Serrano Batanero, poco a poco va pasando de las ideas liberales y romanonistas de su juventud, a unas posiciones más a la izquierda y de marcado carácter republicano, siendo un destacado defensor del sufragio femenino, dando charlas y conferencias con Victoria Kent. En ese devenir hacia la izquierda, junto con Giral y Azaña formó parte del grupo que fundó Acción Republicana y obtuvo escaño en el Parlamento en la primera legislatura de la República. Al no poderlo repetir en 1933, ya no se presentó a las elecciones que trajeron nuevamente al poder al Frente Popular en 1936, aunque ayudó de manera importante a la creación de Izquierda Republicana y a la elección de Manuel Azaña como presidente de la República. Poco después comenzó la guerra civil.

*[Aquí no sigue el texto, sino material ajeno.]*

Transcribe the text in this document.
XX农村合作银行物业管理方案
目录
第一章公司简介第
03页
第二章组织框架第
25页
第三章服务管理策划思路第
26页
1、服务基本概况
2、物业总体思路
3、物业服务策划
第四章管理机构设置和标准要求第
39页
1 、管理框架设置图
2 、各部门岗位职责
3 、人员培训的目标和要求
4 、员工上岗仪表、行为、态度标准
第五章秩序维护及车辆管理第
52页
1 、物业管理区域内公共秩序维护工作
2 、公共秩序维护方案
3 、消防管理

En ella tuvo una activa participación desde la retaguardia que se inició con el grupo de Abogados que realizó la incautación del Colegio y la destitución en bloque de su Junta de Gobierno y que culminó con los asesinatos del decano y el secretario del Colegio. Más tarde fue nombrado Consejero de Estado y concejal del Ayuntamiento, presidente del Comité Nacional de Cajas de Ahorro y del Monte de Piedad de Madrid.

Terminando la contienda, descartó la posibilidad de la huida al exilio y fue detenido de inmediato. Sometido a Consejo de Guerra, acusado del delito de “auxilio a la rebelión”, asumió su propia defensa; valoró que no iba a obtener clemencia alguna del Tribunal militar, de manera que adoptó una posición de gran gallardía, dirigiéndose siempre a sus juzgadores como “señores rebeldes” y no consintiendo en que se dirigieran a su persona sin anteponer el “don” como le correspondía por sus estudios y títulos.

Como acabo de decir decidió defenderse él mismo para así poder hacer una defensa en la que, por así decirlo, cambiaba las tornas de raíz al convertir a los acusadores en acusados. Con los Códigos militares en la mano demostró al Tribunal que le juzgaba que debían ser ellos quienes se sentasen en el banquillo, pues habían cambiado las leyes a conciencia, únicamente para poder así juzgarle a él y a otros en su caso. De ese modo, Serrano Batanero solicitó para sí mismo la pena de muerte, para así avergonzar a aquellos militares que por un lado habían jurado defender unas leyes, para cometer perjurio, traicionando su palabra. Por eso mismo él admitía haber cometido el delito de ser leal a la legitimidad de la República que esos “señores rebeldes” habían mancillado como traidores.

Fue condenado a muerte por garrote vil, pena que le fue conmutada por la de fusilamiento, que se llevó a cabo en el Cementerio del Este el 24 de febrero de 1940. Hay testimonios de que, hasta el último momento, no permitió le faltara nadie al respeto ni que le vendaran los ojos en el trance final. Pidió que le fusilaran con dignidad.

Y así como quien no quiere la cosa hemos tenido un suave tránsito desde el patio de la Escuela de Guerra en el Paseo de Castellana, donde aparecieron los huesos del asesinado Rodrigo García Jalón, a las tapias del Cementerio del Este, donde un pelotón de soldados fusiló a un hombre íntegro, que hasta el último suspiro hizo gala de su condición de abogado.

No era este el artículo que yo pensaba escribir, pero como sucede a veces, el relato ha ido adquiriendo vida propia y nos ha llevado a donde le ha parecido. Yo he sido un mero acompañante que confía que al menos lo escrito haya gustado al lector.

Una foto de Serrano Batanero acompaña a este escrito. Elegante, pero con una mirada inquietante o quien sabe si inquisitorial o retadora. Bueno, puede que mejor quepa decir que muy de la época. Que cada uno opine.